Segundo a psicologia, há um comportamento comum que faz filhos adultos perderem o respeito pelos pais
Nem sempre o rompimento começa com grandes conflitos; às vezes, ele nasce de atitudes repetidas que impedem diálogo, escuta e reconhecimento

A perda de respeito entre pais e filhos adultos nem sempre está ligada a erros graves do passado.

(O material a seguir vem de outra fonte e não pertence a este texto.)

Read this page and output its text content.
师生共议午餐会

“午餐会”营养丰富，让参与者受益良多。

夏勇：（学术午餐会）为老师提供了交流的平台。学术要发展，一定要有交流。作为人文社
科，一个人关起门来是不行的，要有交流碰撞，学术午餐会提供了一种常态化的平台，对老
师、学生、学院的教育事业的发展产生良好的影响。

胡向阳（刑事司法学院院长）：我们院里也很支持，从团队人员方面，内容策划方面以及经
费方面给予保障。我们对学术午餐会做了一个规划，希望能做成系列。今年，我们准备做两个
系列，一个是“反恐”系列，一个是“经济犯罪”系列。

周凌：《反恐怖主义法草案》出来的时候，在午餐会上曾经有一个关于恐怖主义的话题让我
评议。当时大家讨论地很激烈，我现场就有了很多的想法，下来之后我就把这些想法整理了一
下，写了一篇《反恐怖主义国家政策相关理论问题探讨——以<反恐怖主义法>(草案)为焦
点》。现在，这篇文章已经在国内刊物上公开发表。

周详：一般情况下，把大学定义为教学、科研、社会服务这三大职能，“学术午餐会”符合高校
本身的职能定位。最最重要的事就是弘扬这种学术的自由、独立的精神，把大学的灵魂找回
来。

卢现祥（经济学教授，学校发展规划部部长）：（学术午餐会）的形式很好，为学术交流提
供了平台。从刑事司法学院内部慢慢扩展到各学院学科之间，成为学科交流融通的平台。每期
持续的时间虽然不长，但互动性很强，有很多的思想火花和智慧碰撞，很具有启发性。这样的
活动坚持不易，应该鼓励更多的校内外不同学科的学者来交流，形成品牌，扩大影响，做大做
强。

Segundo a psicologia, um dos comportamentos mais prejudiciais nessa relação é a incapacidade de ouvir sem se defender.
Quando toda conversa vira justificativa, negação ou tentativa de inverter a situação, o vínculo começa a se desgastar aos poucos.
Na vida adulta, muitos filhos já não esperam pais perfeitos.
O que costuma fazer diferença é a abertura para conversar com maturidade, reconhecer falhas e considerar sentimentos que antes foram ignorados.
O problema surge quando pai ou mãe reage a qualquer incômodo com orgulho, rigidez ou recusa em refletir sobre o próprio comportamento.
Esse padrão pode parecer pequeno no começo, mas tem efeito acumulativo.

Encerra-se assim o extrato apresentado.